Ilustrasi tersebut menunjukkan ketidakmampuan pendekatan rasional untuk memecahkan
permasalahan atau untuk mencari tahu sesuatu menyangkut berapa jumlah gigi yang ada di
mulut seekor kuda. Berapa jumlah gigi kuda tidak bisa ditemui pada pikiran ataupun gagasan.
Cara yang terbaik untuk mengetahuinya adalah dengan membuka mulut kuda dan
menghitung berapa jumlah gigi kuda tersebut dan bukan dengan berfikir.

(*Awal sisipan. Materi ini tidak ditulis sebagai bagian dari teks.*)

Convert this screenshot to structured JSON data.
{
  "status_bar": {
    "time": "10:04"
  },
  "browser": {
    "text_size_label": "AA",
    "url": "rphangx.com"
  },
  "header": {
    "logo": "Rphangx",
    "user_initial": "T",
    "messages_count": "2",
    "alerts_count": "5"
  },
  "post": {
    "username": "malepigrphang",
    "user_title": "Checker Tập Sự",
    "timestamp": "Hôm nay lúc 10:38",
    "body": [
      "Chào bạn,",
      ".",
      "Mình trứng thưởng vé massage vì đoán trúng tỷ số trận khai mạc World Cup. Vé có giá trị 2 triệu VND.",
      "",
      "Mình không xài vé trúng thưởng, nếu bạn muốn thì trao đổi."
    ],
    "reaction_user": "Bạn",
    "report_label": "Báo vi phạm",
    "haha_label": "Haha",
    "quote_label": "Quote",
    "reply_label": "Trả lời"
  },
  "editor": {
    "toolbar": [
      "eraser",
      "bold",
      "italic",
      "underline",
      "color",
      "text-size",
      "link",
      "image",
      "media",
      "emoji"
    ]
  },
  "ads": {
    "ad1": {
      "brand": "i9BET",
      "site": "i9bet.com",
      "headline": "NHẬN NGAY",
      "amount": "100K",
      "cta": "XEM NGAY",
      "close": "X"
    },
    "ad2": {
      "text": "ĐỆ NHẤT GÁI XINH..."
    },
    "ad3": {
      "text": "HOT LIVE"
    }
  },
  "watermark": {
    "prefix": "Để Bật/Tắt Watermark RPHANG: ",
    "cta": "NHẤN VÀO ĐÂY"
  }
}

Pendekatan empiris sudah dimulai kurang lebih tiga ratus tahun lalu dari pekerjaanpekerjaan yang dilakukan oleh Bacon, Locke, dan Hume (Cook & LaFleur, 1975). Menurut
pendekatan empiris pengetahuan diperoleh dari hasil pengamatan terhadap fenomena yang
terjadi (external process). Jawaban atas suatu permasalahan ada pada objek di mana masalah
tersebut berada dan bukan di dalam pikiran seseorang. Apa yang harus kita lakukan adalah
mengamati apa yang terjadi dan membuat kesimpulan. Seperti contoh pada ilustrasi gigi
kuda di atas, cara yang terbaik adalah mengamati. Buka mulut kuda dan amati (dengan cara
menghitung) maka permasalahan berapa jumlah gigi kuda tersebut akan segera terjawab.

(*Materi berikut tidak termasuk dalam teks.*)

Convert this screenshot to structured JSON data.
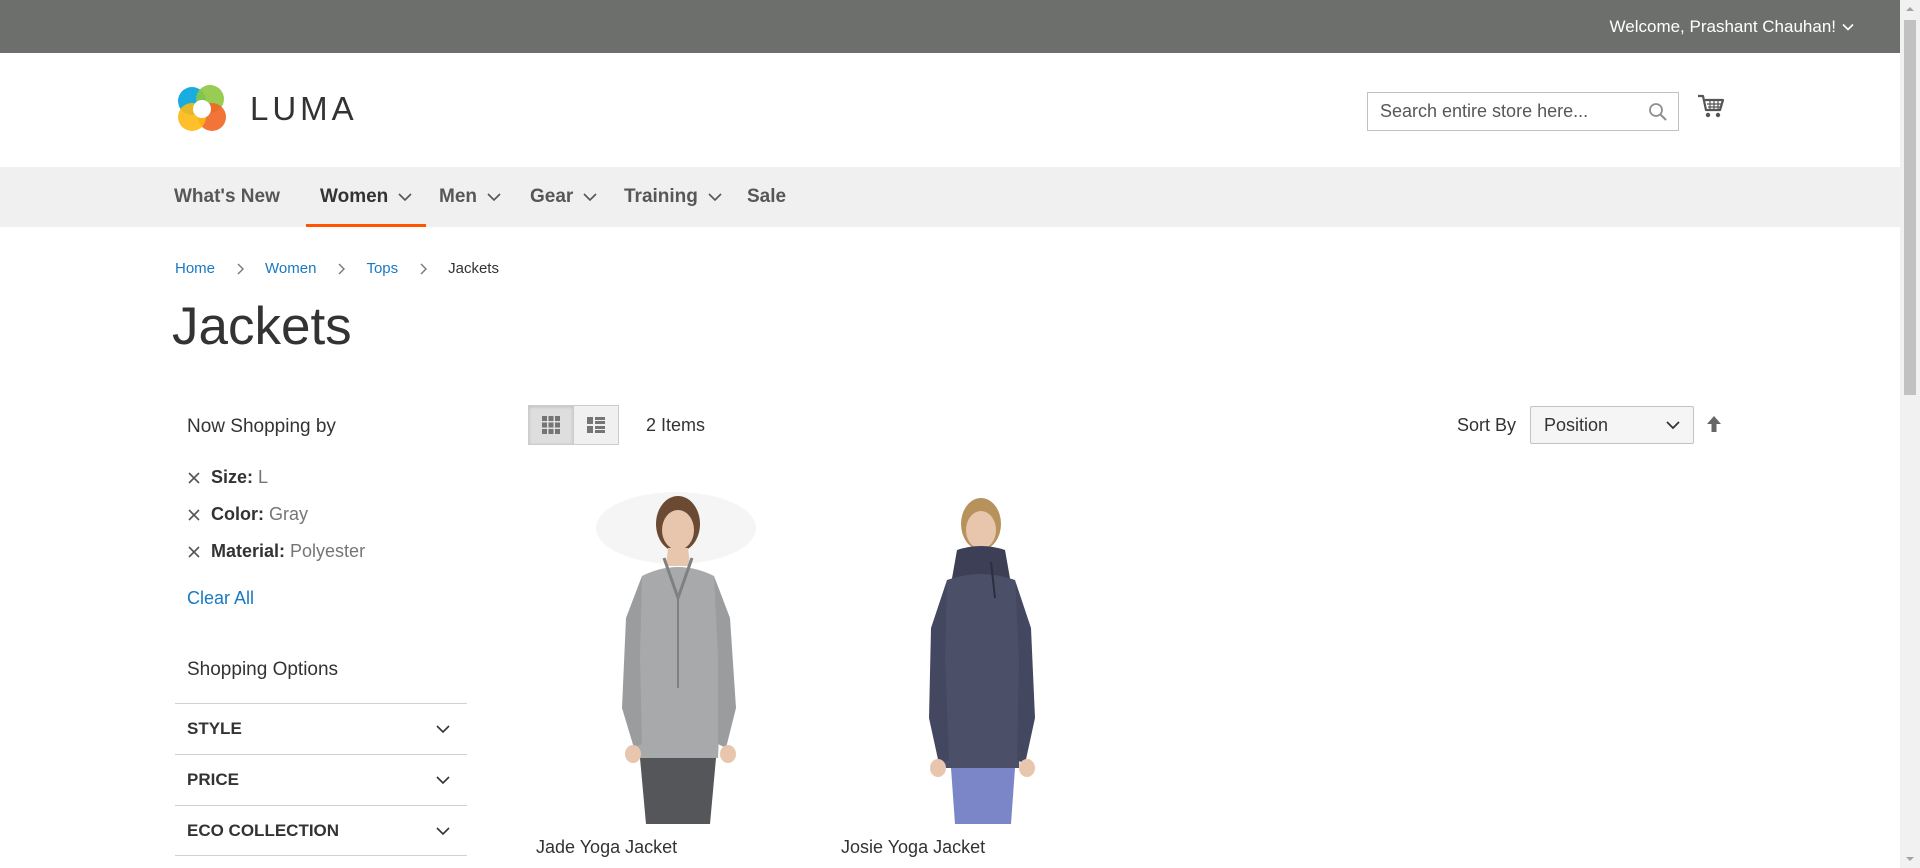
{
  "topbar": {
    "welcome": "Welcome, Prashant Chauhan!"
  },
  "header": {
    "logo_text": "LUMA",
    "search_placeholder": "Search entire store here..."
  },
  "nav": {
    "items": [
      {
        "label": "What's New",
        "dropdown": false
      },
      {
        "label": "Women",
        "dropdown": true,
        "active": true
      },
      {
        "label": "Men",
        "dropdown": true
      },
      {
        "label": "Gear",
        "dropdown": true
      },
      {
        "label": "Training",
        "dropdown": true
      },
      {
        "label": "Sale",
        "dropdown": false
      }
    ]
  },
  "breadcrumb": [
    "Home",
    "Women",
    "Tops",
    "Jackets"
  ],
  "page_title": "Jackets",
  "sidebar": {
    "title": "Now Shopping by",
    "filters": [
      {
        "label": "Size:",
        "value": "L"
      },
      {
        "label": "Color:",
        "value": "Gray"
      },
      {
        "label": "Material:",
        "value": "Polyester"
      }
    ],
    "clear_all": "Clear All",
    "options_title": "Shopping Options",
    "options": [
      "Style",
      "Price",
      "Eco Collection"
    ]
  },
  "toolbar": {
    "amount": "2 Items",
    "sort_label": "Sort By",
    "sort_value": "Position"
  },
  "products": [
    {
      "name": "Jade Yoga Jacket",
      "color": "#a8a9ab"
    },
    {
      "name": "Josie Yoga Jacket",
      "color": "#4b5068"
    }
  ],
  "colors": {
    "accent": "#ff5501",
    "link": "#1979c3",
    "topbar": "#6d6f6c"
  }
}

Menurut pendekatan empiris, pengetahuan didasarkan atas fakta-fakta yang diperoleh
dari hasil penelitian dan observasi. Salah satu bagian dari pendekatan empiris adalah metode
ilmiah.
Metode ilmiah (scientific method) merupakan suatu cara memperoleh pengetahuan
yang baru atau suatu cara untuk menjawab permasalahan-permasalahan penelitian yang
dilakukan secara ilmiah. Suatu pendekatan untuk mencari tahu sesuatu dikatakan ilmiah
apabila pendekatan tersebut mengikuti langkah-lankah metode ilmiah.

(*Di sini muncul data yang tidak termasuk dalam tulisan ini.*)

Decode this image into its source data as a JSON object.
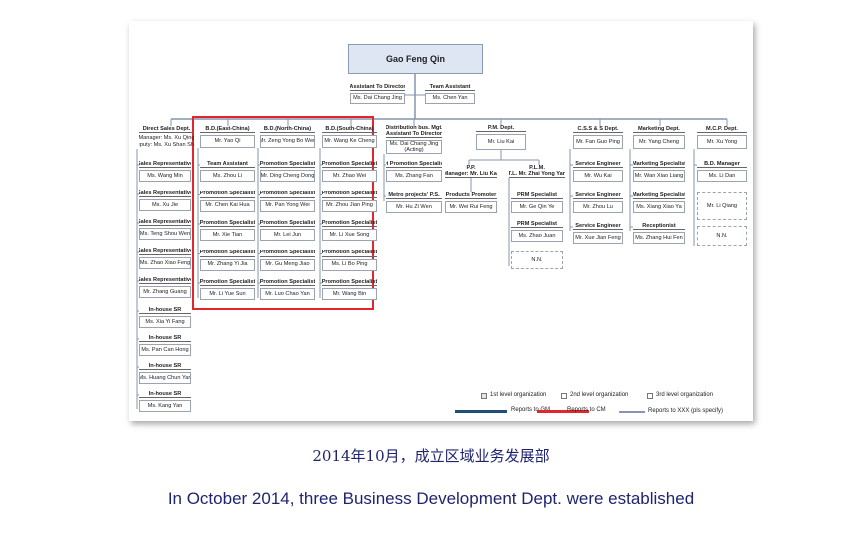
{
  "director": "Gao Feng Qin",
  "assistants": [
    {
      "title": "Assistant To Director",
      "name": "Ms. Dai Chang Jing"
    },
    {
      "title": "Team Assistant",
      "name": "Ms. Chen Yan"
    }
  ],
  "depts": {
    "direct_sales": {
      "header": "Direct Sales Dept.",
      "manager": "Manager: Ms. Xu Qing\nDeputy: Ms. Xu Shan Shan",
      "reps": [
        {
          "title": "Sales Representative",
          "name": "Ms. Wang Min"
        },
        {
          "title": "Sales Representative",
          "name": "Ms. Xu Jie"
        },
        {
          "title": "Sales Representative",
          "name": "Ms. Teng Shou Wen"
        },
        {
          "title": "Sales Representative",
          "name": "Ms. Zhao Xiao Feng"
        },
        {
          "title": "Sales Representative",
          "name": "Mr. Zhang Guang"
        }
      ],
      "inhouse": [
        {
          "title": "In-house SR",
          "name": "Ms. Xia Yi Fang"
        },
        {
          "title": "In-house SR",
          "name": "Ms. Pan Can Hong"
        },
        {
          "title": "In-house SR",
          "name": "Ms. Huang Chun Yan"
        },
        {
          "title": "In-house SR",
          "name": "Ms. Kang Yan"
        }
      ]
    },
    "bd_east": {
      "header": "B.D.(East-China)",
      "manager": "Mr. Yao Qi",
      "staff": [
        {
          "title": "Team Assistant",
          "name": "Ms. Zhou Li"
        },
        {
          "title": "Promotion Specialist",
          "name": "Mr. Chen Kai Hua"
        },
        {
          "title": "Promotion Specialist",
          "name": "Mr. Xie Tian"
        },
        {
          "title": "Promotion Specialist",
          "name": "Mr. Zhang Yi Jia"
        },
        {
          "title": "Promotion Specialist",
          "name": "Mr. Li Yue Sun"
        }
      ]
    },
    "bd_north": {
      "header": "B.D.(North-China)",
      "manager": "Mr. Zeng Yong Bo Wen",
      "staff": [
        {
          "title": "Promotion Specialist",
          "name": "Mr. Ding Cheng Dong"
        },
        {
          "title": "Promotion Specialist",
          "name": "Mr. Pan Yong Wei"
        },
        {
          "title": "Promotion Specialist",
          "name": "Mr. Lei Jun"
        },
        {
          "title": "Promotion Specialist",
          "name": "Mr. Gu Meng Jiao"
        },
        {
          "title": "Promotion Specialist",
          "name": "Mr. Luo Chao Yan"
        }
      ]
    },
    "bd_south": {
      "header": "B.D.(South-China)",
      "manager": "Mr. Wang Ke Cheng",
      "staff": [
        {
          "title": "Promotion Specialist",
          "name": "Mr. Zhao Wei"
        },
        {
          "title": "Promotion Specialist",
          "name": "Mr. Zhou Jian Ping"
        },
        {
          "title": "Promotion Specialist",
          "name": "Mr. Li Xue Song"
        },
        {
          "title": "Promotion Specialist",
          "name": "Ms. Li Bo Ping"
        },
        {
          "title": "Promotion Specialist",
          "name": "Mr. Wang Bin"
        }
      ]
    },
    "distribution": {
      "header": "Distribution bus. Mgt.\nAssistant To Director",
      "manager": "Ms. Dai Chang Jing\n(Acting)",
      "staff": [
        {
          "title": "Di Promotion Specialist",
          "name": "Ms. Zhang Fan"
        },
        {
          "title": "Metro projects' P.S.",
          "name": "Mr. Hu Zi Wen"
        }
      ]
    },
    "pm": {
      "header": "P.M. Dept.",
      "manager": "Mr. Liu Kai",
      "pp": "P.P.\nManager: Mr. Liu Kai",
      "plm": "P.L.M.\nT.L. Mr. Zhai Yong Yan",
      "products_promoter": {
        "title": "Products Promoter",
        "name": "Mr. Wei Rui Feng"
      },
      "prm": [
        {
          "title": "PRM Specialist",
          "name": "Mr. Ge Qin Ye"
        },
        {
          "title": "PRM Specialist",
          "name": "Ms. Zhao Juan"
        }
      ],
      "nn": "N.N."
    },
    "css": {
      "header": "C.S.S & S Dept.",
      "manager": "Mr. Fan Guo Ping",
      "staff": [
        {
          "title": "Service Engineer",
          "name": "Mr. Wu Kai"
        },
        {
          "title": "Service Engineer",
          "name": "Mr. Zhou Lu"
        },
        {
          "title": "Service Engineer",
          "name": "Mr. Xue Jian Feng"
        }
      ]
    },
    "marketing": {
      "header": "Marketing Dept.",
      "manager": "Mr. Yang Cheng",
      "staff": [
        {
          "title": "Marketing Specialist",
          "name": "Mr. Wan Xiao Liang"
        },
        {
          "title": "Marketing Specialist",
          "name": "Ms. Xiang Xiao Ya"
        },
        {
          "title": "Receptionist",
          "name": "Ms. Zhang Hui Fen"
        }
      ]
    },
    "mcp": {
      "header": "M.C.P. Dept.",
      "manager": "Mr. Xu Yong",
      "bd_manager": {
        "title": "B.D. Manager",
        "name": "Ms. Li Dan"
      },
      "staff": [
        "Mr. Li Qiang",
        "N.N."
      ]
    }
  },
  "legend": {
    "level1": "1st level organization",
    "level2": "2nd level organization",
    "level3": "3rd level organization",
    "gm": "Reports to GM",
    "cm": "Reports to CM",
    "xxx": "Reports to XXX (pls specify)"
  },
  "colors": {
    "gm": "#1f4e79",
    "cm": "#e3262b",
    "xxx": "#8496b0",
    "caption": "#1f2470"
  },
  "caption_cn": "2014年10月，成立区域业务发展部",
  "caption_en": "In October 2014, three Business Development Dept. were established"
}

Secara umum metode ilmiah dimulai dengan mengidentifikasi masalah. Setelah
masalah teridentifikasi langkah berikutnya adalah merumuskan hipotesis. Hipotesis dapat
diartikan sebagai jawaban sementara atas permasalahan penelitian yang kebenarannya masih
perlu diuji. Kebenaran atas hipotesis ini perlu diuji dengan cara mengumpulkan data dari
16

fenomena yang diteliti kemudian dianalisis. Berdasarkan analisis atas data tersebut,
kesimpulan dibuat apakah akan menerima atau menolak hipotesis. Penelitian-penelitian yang
dilakukan saat ini didasarkan atas metode ilmiah yang merupakan bagian dari pendekatan
empiris.
Jalaluddin Rakhmat dalam tulisannya, berjudul Metodologi Penelitian Agama dalam
Taufik Abdullah (1989:93), dengan meminjam analisis religion commitment dari Glock dan
Stark keberagamaan muncul dalam lima dimensi: ideologis, intlektual, eksperiensial,
ritualistic, dan konsekuensional. Dua dimensi yang pertama adalah aspek kognitif
keberagamaan; dua yang terakhir, aspek behavioral keberagamaan, dan yang ketiga, aspek
afektif keberagamaan.
Dimensi ideologis berkenaan dengan seperangkat kepercayaan (beliefs) yang
memberikan premis eksistensial untuk menjelaskan Tuhan, alam, manusia, dan hubungan
diantara mereka. Kepercayaan ini dapat berupa makna yang menjelaskan tujuan Tuhan dan
peranan manusia dalam mencapai tujuan itu (purposive beliefs). Kepercayaan, yang terakhir,
dapat berupa pengetahuan tentang perangkat tingkah laku yang baik yang dikehendaki
agama. Kepercayaan jenis inilah yang didasari struktur etis agama.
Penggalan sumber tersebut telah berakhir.